As you may know, I don’t have a life. This is the reason I have time to read documents like A Stronger, Fairer Australia. Part of the Federal Government’s welcome push to keep Social Inclusion as a topic for discussion (although we’ll see how the budget treats our most disadvantaged citizens and judge by actions.
Here’s some highlights lifted without any permission from the text:
“The drivers of social exclusion are more likely to be found in some neighbourhoods or regions, leading to concentrated locational disadvantage. Recent research by Professor Tony Vinson found that the most disadvantaged three percent of localities across the country had at least twice the average share of unemployment, long-term unemployment, disability support and psychiatric admissions, criminal convictions, imprisonment and child maltreatment”.
Quite right, the poorest people are the most likely to suffer additional disadvantage and people with disability figure highly in every one of these reports and they have done so for more than the 20 odd years I have been involved – so what are we going to do about it?
Some tragic examples of a real failure to get to grips with the problem in a meaningful way:
“The rate of employment of people with disability and severe mental illness is still well below that of people without disability and mental illness, and, in recent years, their relative employment prospects have declined – from 1993 to 2003, the employment rate of people without disability increased by 13 per cent (from 67.6 per cent to 76.5 per cent), while the employment rate of people with disability (including psychological disability) increased only by 8 per cent (from 45.1 per cent to only 48.7 per cent)” and:
“Employment has significant benefits in terms of economic and social participation. For many people with disability or mental illness, it can improve opportunities for social inclusion. Yet the rate of employment of people with disability and mental illness is still well below that of people without disability and, in recent years, their relative employment prospects have declined:
in 2003, the labour force participation rate of people with disability aged 15 to 64 years was 53 per cent and the unemployment rate was 8.6 per cent, compared to 81 per cent and 5.0 per cent, respectively, for those without disability;91 and from 1993 to 2003, the employment rate of people without disability increased by 13 per cent (from 67.6 per cent to 76.5 per cent), while the employment rate of people with disability increased only by 8 per cent (from 45.1 per cent to only 48.7 per cent).
The number of Disability Support Pension recipients has risen by 31 per cent over the last 10 years to more than 750,000 people. The growth for men has been 13 per cent, consistent with the growth in the working population. The growth for women was much greater, 64 per cent, which can be mostly attributed to the closure of other payments. The average duration on income support for Disability Support Pension recipients is twelve years and fewer than 10 per cent of Disability Support Pension recipients report earnings from work. Of the 100,000 or so disability pensioners who reported earnings over the two years to the end of 2008, only 36,000 were employed for the whole two years.

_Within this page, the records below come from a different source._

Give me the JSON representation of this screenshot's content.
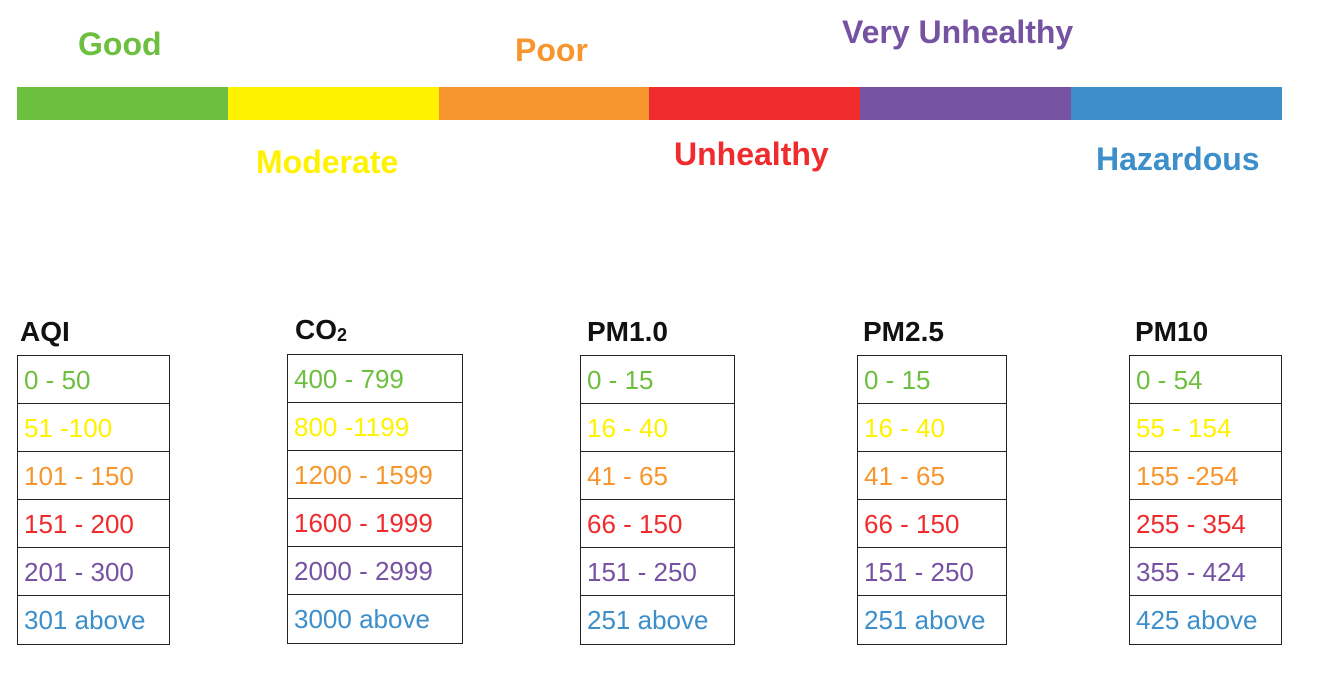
{
  "colors": {
    "good": "#6cbf3f",
    "moderate": "#fff200",
    "poor": "#f7962e",
    "unhealthy": "#ef2b2d",
    "very_unhealthy": "#7553a2",
    "hazardous": "#3c8fca"
  },
  "levels": {
    "good": "Good",
    "moderate": "Moderate",
    "poor": "Poor",
    "unhealthy": "Unhealthy",
    "very_unhealthy": "Very Unhealthy",
    "hazardous": "Hazardous"
  },
  "tables": {
    "aqi": {
      "title": "AQI",
      "rows": [
        "0 - 50",
        "51 -100",
        "101 - 150",
        "151 - 200",
        "201 - 300",
        "301 above"
      ]
    },
    "co2": {
      "title": "CO",
      "title_sub": "2",
      "rows": [
        "400 - 799",
        "800 -1199",
        "1200 - 1599",
        "1600 - 1999",
        "2000 - 2999",
        "3000 above"
      ]
    },
    "pm1": {
      "title": "PM1.0",
      "rows": [
        "0 - 15",
        "16 - 40",
        "41 - 65",
        "66 - 150",
        "151 - 250",
        "251 above"
      ]
    },
    "pm25": {
      "title": "PM2.5",
      "rows": [
        "0 - 15",
        "16 - 40",
        "41 - 65",
        "66 - 150",
        "151 - 250",
        "251 above"
      ]
    },
    "pm10": {
      "title": "PM10",
      "rows": [
        "0 - 54",
        "55 - 154",
        "155 -254",
        "255 - 354",
        "355 - 424",
        "425 above"
      ]
    }
  }
}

Although many people with mental illness (psychological disability) do gain employment, they experience even higher rates of unemployment and lower rates of labour force participation than those with physical disability: in 2003, the labour force participation rate of people with mental illness aged 15 to 64 years was 28.2 per cent and the unemployment rate was 19.5 per cent, compared to 48.3 per cent and 7.4 per cent respectively for those with physical disability; 94 and psychological and psychiatric illness is the second largest category of disability for DSP recipients accounting for 28 per cent, which is approximately 214,000 people.
Many people with disability and mental illness want to work, but are not offered the opportunity. They may face barriers such as poorly coordinated support services or inadequate education and training opportunities. They may fear the loss of eligibility for crucial benefits. Some employers can also be unwilling to take on people with disability, reflecting outmoded community attitudes and beliefs about productivity and risk”.
In other words, government can see the problem, the problem is not seemingly responding to present activity and the number of people with disability worse off than their non-disabled peers either remains static or has worsened.
There are some interesting statistics on areas within NSW that require special care:
Priority Employment Regions:
New South Wales: Canterbury-Bankstown and South Western Sydney, Illawarra, Richmond-Tweed and Clarence Valley, Mid-North Coast, Sydney West and Blue Mountains, Central Coast-Hunter;
Remote Priority Areas:
New South Wales: Walgett and Wilcannia;
8 of the 11 areas listed as a priority have one thing in common – A NOVA outlet. I guess you could therefore form the opinion that a lack of progress is down to being saddled with us! However, you also might want to listen when we say that the employment prospects of people who have a disability and who genuinely want to work can be addressed through simple reform – either read back through this blog or contact us directly for more information on how employment opportunities for people with disability can be improved and cost to taxpayers lowered through simple cost effective initiatives to remove the artificial barriers created by the present processes.
Employment & Social inclusion are intimately linked - it makes sense to ensure that thfinding and keeping a job remains a top priority whatever the budget may bring.